Andererseits sollte man vielleicht aber auch mit Respekt in diese Richtung blicken. Die Länder der Eurozone begaben sich vor zehn Jahren auf eine äußerst ambitionierte und nie da gewesene Reise. Sie führten eine gemeinsame Währung ein, wobei sie lediglich wussten, dass dies für sie ein höheres Maß an wirtschaftlicher und politischer Integration bedeuten würde. Wie viel Integration nötig sein würde, wie viel Integration tatsächlich stattfinden würde, und wie viel Integration sie eigentlich wollten, davon hatten sie keine konkreten Vorstellungen. Es war ein mutiger Sprung ins kalte Wasser – unbedacht vielleicht, aber dennoch mutig. Nun aber ist der Augenblick der Wahrheit gekommen: Die Finanzkrise hat dazu geführt, dass sich die Spannungen und Ungleichgewichte der letzten zehn Jahre verstärkt und fast bis zum Zerreißen verschärft haben, sodass nun ein Eingreifen erforderlich wird.
Zweifellos kann die Währungsunion nur mit einem hinreichenden Maß an Integration funktionieren. Man muss den Gründern der Union zugute halten, dass ihnen dies sehr wohl bewusst war. Aus diesem Grund wurde seinerzeit der Wachstums- und Stabilitätspakt beschlossen. Da die einzelnen Länder nicht bereit waren, ihre Souveränität aufzugeben, sollte der Stabilitätspakt ein gewisses Maß an Koordination und Disziplin innerhalb der einzelnen Haushalte gewährleisten. Das Problem ist, dass der Stabilitätspakt niemals wirklich umgesetzt wurde. Der Wortlaut wurde in einigen Fällen befolgt, nicht aber die Idee hinter den Formulierungen. In allen Diskussionen standen grundsätzlich die Einhaltung der Drei-Prozent-Grenze für das jeweilige Haushaltsdefizit und die Anwendung entsprechender Sanktionen im Vordergrund. Tatsächlich sieht der Stabilitätspakt jedoch vor, dass die einzelnen Länder über einzelne Konjunkturzyklen hinweg eine weitgehend ausgeglichene Haushaltspolitik betreiben sollen. Anders ausgedrückt, ein nationaler Haushalt sollte mehr oder weniger ausgeglichen sein, wenn ein gesundes Wachstum dies erlaubt, damit in einer Rezessionsphase die automatischen Stabilisierungsmechanismen greifen können, ohne die Drei-Prozent-Grenze zu verletzen (auf drei Prozent des BIP schätzte man aufgrund der damaligen Erfahrungswerte die Auswirkungen eines starken negativen Wachstumsschocks).
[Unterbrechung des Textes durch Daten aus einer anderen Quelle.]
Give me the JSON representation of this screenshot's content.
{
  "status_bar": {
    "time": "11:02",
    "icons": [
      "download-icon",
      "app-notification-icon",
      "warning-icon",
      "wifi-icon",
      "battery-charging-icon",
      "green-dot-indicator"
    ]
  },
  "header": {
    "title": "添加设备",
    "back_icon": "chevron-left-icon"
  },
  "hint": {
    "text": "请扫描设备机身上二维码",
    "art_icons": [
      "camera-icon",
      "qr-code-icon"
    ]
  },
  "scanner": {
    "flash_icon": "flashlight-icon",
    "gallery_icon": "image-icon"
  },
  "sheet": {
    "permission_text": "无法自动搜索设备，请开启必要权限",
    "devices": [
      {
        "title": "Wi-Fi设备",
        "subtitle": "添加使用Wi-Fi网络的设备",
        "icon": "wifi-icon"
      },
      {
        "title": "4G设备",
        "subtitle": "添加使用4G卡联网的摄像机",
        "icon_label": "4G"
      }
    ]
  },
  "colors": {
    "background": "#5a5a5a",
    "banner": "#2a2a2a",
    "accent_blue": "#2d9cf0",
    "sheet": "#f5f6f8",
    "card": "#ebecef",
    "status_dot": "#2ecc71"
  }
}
Länder, in denen die Gesamtverschuldung mehr als 60% des BIP erreichte, sollten zudem durch strengere Vorgaben zu einer Korrektur gezwungen werden. In der Praxis wurde der Wachstums- und Stabilitätspakt jedoch schlicht so ausgelegt, dass die Drei-Prozent-Grenze unter keinen Umständen verletzt werden darf. Die Folge war, dass zahlreiche Länder der Eurozone in den Wachstumsjahren des Kreditbooms eine pro-zyklische, expansive Haushaltspolitik betrieben, anstatt die Gelegenheit zu einer Konsolidierung ihrer Haushalte zu nutzen.
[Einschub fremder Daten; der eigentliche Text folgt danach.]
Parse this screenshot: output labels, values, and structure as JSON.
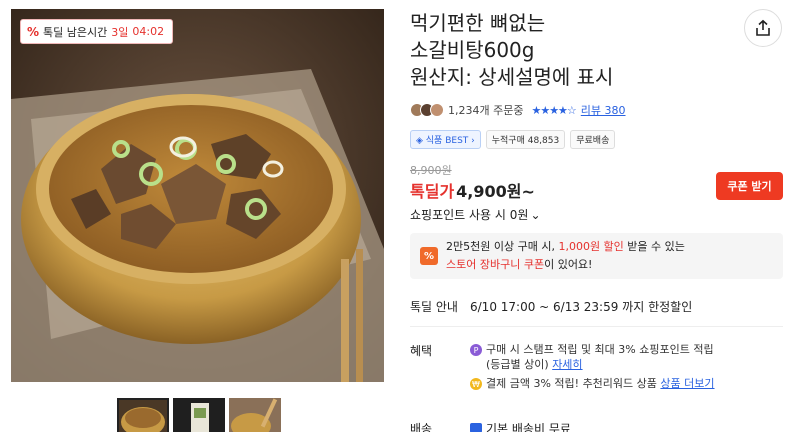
{
  "deal_badge": {
    "pct_icon": "%",
    "label": "톡딜 남은시간",
    "days": "3일",
    "time": "04:02"
  },
  "title_lines": [
    "먹기편한 뼈없는",
    "소갈비탕600g",
    "원산지: 상세설명에 표시"
  ],
  "share_icon": "share-icon",
  "meta": {
    "orders": "1,234개 주문중",
    "stars": "★★★★☆",
    "review": "리뷰 380"
  },
  "tags": {
    "best": "◈ 식품 BEST ›",
    "cumulative": "누적구매 48,853",
    "shipping": "무료배송"
  },
  "price": {
    "original": "8,900원",
    "label": "톡딜가",
    "value": "4,900원~",
    "coupon_button": "쿠폰 받기",
    "points": "쇼핑포인트 사용 시 0원",
    "points_chevron": "⌄"
  },
  "promo": {
    "icon": "%",
    "line1_a": "2만5천원 이상 구매 시, ",
    "line1_b": "1,000원 할인",
    "line1_c": " 받을 수 있는",
    "line2_a": "스토어 장바구니 쿠폰",
    "line2_b": "이 있어요!"
  },
  "deal_info": {
    "label": "톡딜 안내",
    "text": "6/10 17:00 ~ 6/13 23:59 까지 한정할인"
  },
  "benefit": {
    "label": "혜택",
    "item1_icon": "P",
    "item1_a": "구매 시 스탬프 적립 및 최대 3% 쇼핑포인트 적립",
    "item1_b": "(등급별 상이) ",
    "item1_link": "자세히",
    "item2_icon": "₩",
    "item2_a": "결제 금액 3% 적립! 추천리워드 상품 ",
    "item2_link": "상품 더보기"
  },
  "shipping": {
    "label": "배송",
    "text": "기본 배송비 무료"
  }
}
Selbst der direkte Wortlaut des Vertrages war praktisch nicht durchzusetzen: Es wird heute gerne vergessen, dass während der letzten Rezession größere Länder wie Deutschland oder Frankreich offen die Vorgaben des Stabilitätspaktes verletzten, ohne dafür bestraft zu werden. Gleichzeitig wurden kleinere Haushaltssünder wie beispielsweise Portugal sehr wohl mit Sanktionen belegt. In der Folge entwickelte sich die Auffassung, dass mit zweierlei Maß gemessen wurde und politische Schwergewichte bevorzugt behandelt wurden. Dies beschädigte die Glaubwürdigkeit und die Legitimation des Stabilitätspaktes. Vor diesem Hintergrund erscheint es vielleicht weniger überraschend, dass Griechenland zu „kreativer Buchhaltung“ bereit war, besitzt das Land doch nicht das gleiche politische Gewicht wie seine größeren Brüder innerhalb der Währungsunion.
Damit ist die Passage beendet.